Пока я перевариваю прочитанное и пытаюсь унять накатившее головокружение, вдогонку он присылает:
«Для того, чтобы не быть одинокой, тебе не нужны защитники и друзья. Тебе надо принять себя и круто изменить свою жизнь. Но сделать это невозможно без избавления от страхов прошлого».

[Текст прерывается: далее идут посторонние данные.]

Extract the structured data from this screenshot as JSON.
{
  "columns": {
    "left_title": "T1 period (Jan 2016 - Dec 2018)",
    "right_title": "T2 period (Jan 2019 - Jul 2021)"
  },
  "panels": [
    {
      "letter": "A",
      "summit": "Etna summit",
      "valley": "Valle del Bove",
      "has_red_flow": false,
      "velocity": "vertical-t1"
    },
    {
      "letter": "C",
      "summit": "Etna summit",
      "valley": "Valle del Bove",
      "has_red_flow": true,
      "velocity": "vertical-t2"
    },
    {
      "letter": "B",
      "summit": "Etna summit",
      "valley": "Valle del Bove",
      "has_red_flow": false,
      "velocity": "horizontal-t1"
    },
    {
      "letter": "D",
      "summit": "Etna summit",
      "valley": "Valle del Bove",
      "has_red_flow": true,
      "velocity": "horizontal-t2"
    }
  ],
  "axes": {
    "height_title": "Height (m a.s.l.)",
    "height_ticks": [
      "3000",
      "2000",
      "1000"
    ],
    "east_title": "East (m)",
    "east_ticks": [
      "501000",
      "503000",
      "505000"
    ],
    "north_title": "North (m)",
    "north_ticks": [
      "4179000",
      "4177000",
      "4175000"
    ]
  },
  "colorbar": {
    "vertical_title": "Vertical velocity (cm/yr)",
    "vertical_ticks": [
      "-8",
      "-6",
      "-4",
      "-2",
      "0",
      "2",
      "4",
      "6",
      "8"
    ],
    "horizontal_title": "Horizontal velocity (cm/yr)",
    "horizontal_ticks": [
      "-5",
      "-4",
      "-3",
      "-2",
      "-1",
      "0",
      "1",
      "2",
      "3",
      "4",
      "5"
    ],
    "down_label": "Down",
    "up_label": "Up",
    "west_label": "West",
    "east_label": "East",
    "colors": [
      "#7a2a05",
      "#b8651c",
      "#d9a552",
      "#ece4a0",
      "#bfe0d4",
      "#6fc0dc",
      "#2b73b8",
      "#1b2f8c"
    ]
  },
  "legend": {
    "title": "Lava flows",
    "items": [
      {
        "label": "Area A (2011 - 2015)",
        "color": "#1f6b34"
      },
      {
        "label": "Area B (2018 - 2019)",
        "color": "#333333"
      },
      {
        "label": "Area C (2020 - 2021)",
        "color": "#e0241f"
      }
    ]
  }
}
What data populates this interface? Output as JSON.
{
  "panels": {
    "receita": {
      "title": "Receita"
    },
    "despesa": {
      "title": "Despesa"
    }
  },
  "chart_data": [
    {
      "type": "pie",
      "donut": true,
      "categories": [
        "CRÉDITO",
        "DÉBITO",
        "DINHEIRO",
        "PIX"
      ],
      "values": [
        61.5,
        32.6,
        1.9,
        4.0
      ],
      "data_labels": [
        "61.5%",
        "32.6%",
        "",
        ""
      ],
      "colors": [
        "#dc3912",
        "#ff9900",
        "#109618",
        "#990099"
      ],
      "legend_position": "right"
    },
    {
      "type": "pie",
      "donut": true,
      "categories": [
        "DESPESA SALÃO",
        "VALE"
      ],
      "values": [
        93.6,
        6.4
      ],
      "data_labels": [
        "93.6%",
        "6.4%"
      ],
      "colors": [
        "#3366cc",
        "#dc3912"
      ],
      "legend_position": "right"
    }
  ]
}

Я снова задумываюсь: в какой из моментов и почему у меня получилось нарушить естественный ход вещей и повторно призвать Спирита, но мозг неизменно вскипает. И я делюсь тем, что по-настоящему пугает и гложет:
«Спирит, мне кажется, будто эта история меня разрушает. Недавно в приступе агрессии я в щепки разнесла стул. А сегодня обидела Лизу. Наверное, со временем я превращусь в подобие собственной матери и стану настоящим чудовищем».
«Нет, не станешь. Просто потому, что ты не такая, как она».
Лиза в потемках крадется в комнату, и я едва успеваю спрятать телефон под подушку.
Я сделала сестре больно — намеренно и впервые в жизни. Но удовлетворения не получила, и душу кислотой разъедает вина. Все же, жестокость не в моем характере, значит, Спирит прав — кроме внешности, от матери я не взяла ничего.
На глаза наворачиваются слезы облегчения, и я с жаром шепчу в темноту:
— Извини. Лиза, я не хотела тебя обидеть. Мы сделаем этого придурка Фантома, вот посмотришь! Я заставлю его пожалеть о содеянном.
Но в ночной тишине раздается лишь тяжкий вздох и шуршание одеяла.
29
Экзамены в художественном колледже сданы, сегодня у Лизы начинаются пленэры, и я специально просыпаюсь пораньше, чтобы пожелать ей удачного дня. Тогда же и выясняется, что моя безобразная выходка не прощена — ни проронив за завтраком ни единого слова, Лиза быстро одевается, берет этюдник и складной стул и хлопает дверью.
Ситуация по-настоящему меня беспокоит. Сделав ей больно, я сделала больно себе… Папа, с детства внушавший простую истину о том, что к людям нужно относиться точно так же, как хочешь, чтобы те относились к тебе, оказался прав на двести процентов. И пусть он сейчас далеко, но, из-за последних потрясений, стал мне еще дороже и ближе, тогда как мысли о матери снова отодвинулись на ненужные задворки памяти и вызывают лишь сожаления.